Abschied vom Kino, Abschied vom Filmforum?
Auf keinen Fall! Auch im „Ruhestand“ werde ich noch im Kino und bei den Festivals präsent sein, nicht nur wegen der Filme, sondern auch wegen des gemeinsamen Arbeitens, wegen der Freundschaften, die sich im Zusammenhang mit der Arbeit im Filmforum entwickelt haben, im Filmforum-Team, in den Festivalgruppen „Cuba im Film“, „Africa Alive“, etc. Wir werden uns also noch sehen im Filmforum, vielleicht aber auch etwas entspannter, das soll ja den sogenannten Ruhestand kennzeichnen.

Bleiben Sie gesund!

               Klaus – Peter Roth
Einer für alle – alle für ein verbindendes Kinoerlebnis:
Klaus-Peter Roth und die bewegende Geschichte des
Filmforum Höchst

Eine bunte Gruppe von Filmenthusiasten war das VHS FILMSTUDIO seit 1969 von Anfang an. Als noch der Bund für Volksbildung e.V. sich als Träger für die Volkshochschule verantwortete, wurden im einstigen Volksbildungsheim in Höchst jeden Donnerstag 16mm Filme vorgeführt. Zum damaligen Stammpublikum gehörte auch schon Klaus-Peter Roth. Man zeigte Filmkunst, beschäftigte sich mit Filmklassikern, stellte Themenreader zusammen und diskutierte mit dem Publikum. Auch in der kleinen Spielpause, als das Volksbildungsheim dem ersten Bau des BIKUZ (Bildung- und Kulturzentrum) weichen musste, blieb das Kollektiv nicht untätig und veranstaltete Wochenendseminare, um sich für die Zukunft zu wappnen: Der neue Name – FILMFORUM HÖCHST – wurde ab dem 21.11.1975 das Markenzeichen des engagierten Kinokollektivs und mit dem Film Alice in den Städten im neugebauten BIKUZ feierlich zelebriert.

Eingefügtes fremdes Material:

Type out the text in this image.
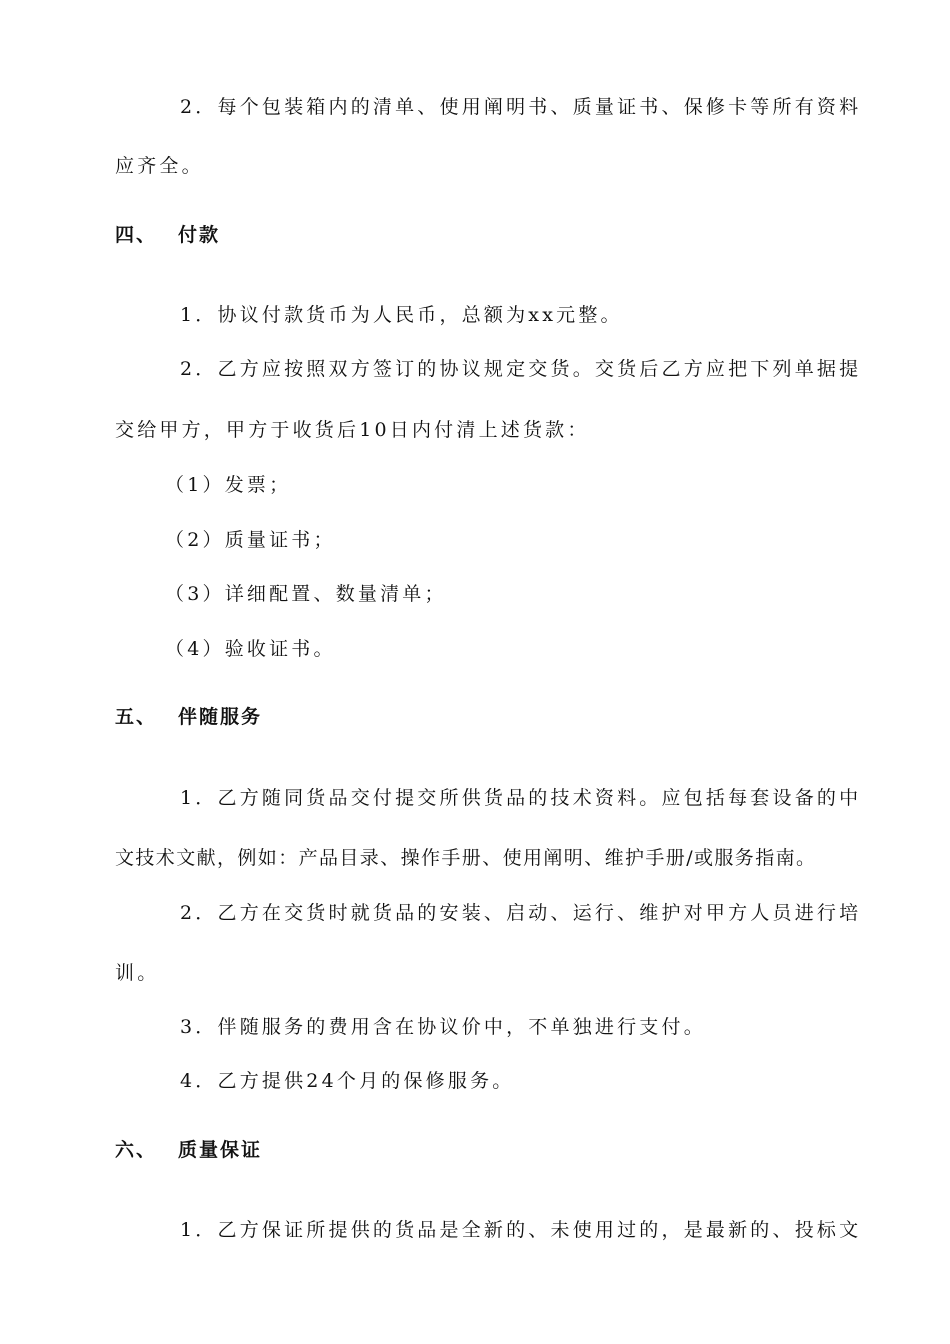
2．每个包装箱内的清单、使用阐明书、质量证书、保修卡等所有资料
应齐全。
四、 付款
1．协议付款货币为人民币，总额为xx元整。
2．乙方应按照双方签订的协议规定交货。交货后乙方应把下列单据提
交给甲方，甲方于收货后10日内付清上述货款：
（1）发票；
（2）质量证书；
（3）详细配置、数量清单；
（4）验收证书。
五、 伴随服务
1．乙方随同货品交付提交所供货品的技术资料。应包括每套设备的中
文技术文献，例如：产品目录、操作手册、使用阐明、维护手册/或服务指南。
2．乙方在交货时就货品的安装、启动、运行、维护对甲方人员进行培
训。
3．伴随服务的费用含在协议价中，不单独进行支付。
4．乙方提供24个月的保修服务。
六、 质量保证
1．乙方保证所提供的货品是全新的、未使用过的，是最新的、投标文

Jahre später zum 25. Jubiläum erschien Regisseur Wim Wenders höchst selbst als Gast im Kino und erfreute sich an der sympathischen Diskussion mit dem hiesigen Publikum. Im Zuge der von Hilmar Hoffmann angeregten Kommunalisierung der VHS unter dem Motto „Kultur für alle“ wechselte der Träger 1975 vom Verein zur Kommune und damit folgte das FILMFORUM HÖCHST als kommunales Stadtteilkino seinem berühmten Namensvetter, dem filmforum Duisburg, dem ersten seit 1970 an die städtische Volkshochschule angeschlossenen kommunalen Kino in Deutschland.
Im großen Saal des BIKUZ wurde fortan Kino auf 35mm-Projektoren an inzwischen zwei Abenden projiziert – durchaus auch vor ausverkauftem Publikum bis zu 400 Personen. Außerdem brachte das Kollektiv die Leidenschaft zum Film dahin, wo Menschen gemeinhin nicht ins Kino gehen können – in die Justizvollzugsanstalt oder ins Altenpflegeheim. Ab 1977 involvierte sich auch Klaus-Peter Roth zunehmend stärker am Spielbetrieb als aktives Mitglied im sogenannten FOK (Filmstudioorganisationskollektiv) – eine Arbeit, die ihn nie wieder loslassen sollte. Neben seinem Lehramtsstudium nahm ihn die Welt des jungen deutschen Films und des französischen Kinos mehr und mehr ein, aber vor allem auch die Gemeinschaft in der kollektiven Programmarbeit.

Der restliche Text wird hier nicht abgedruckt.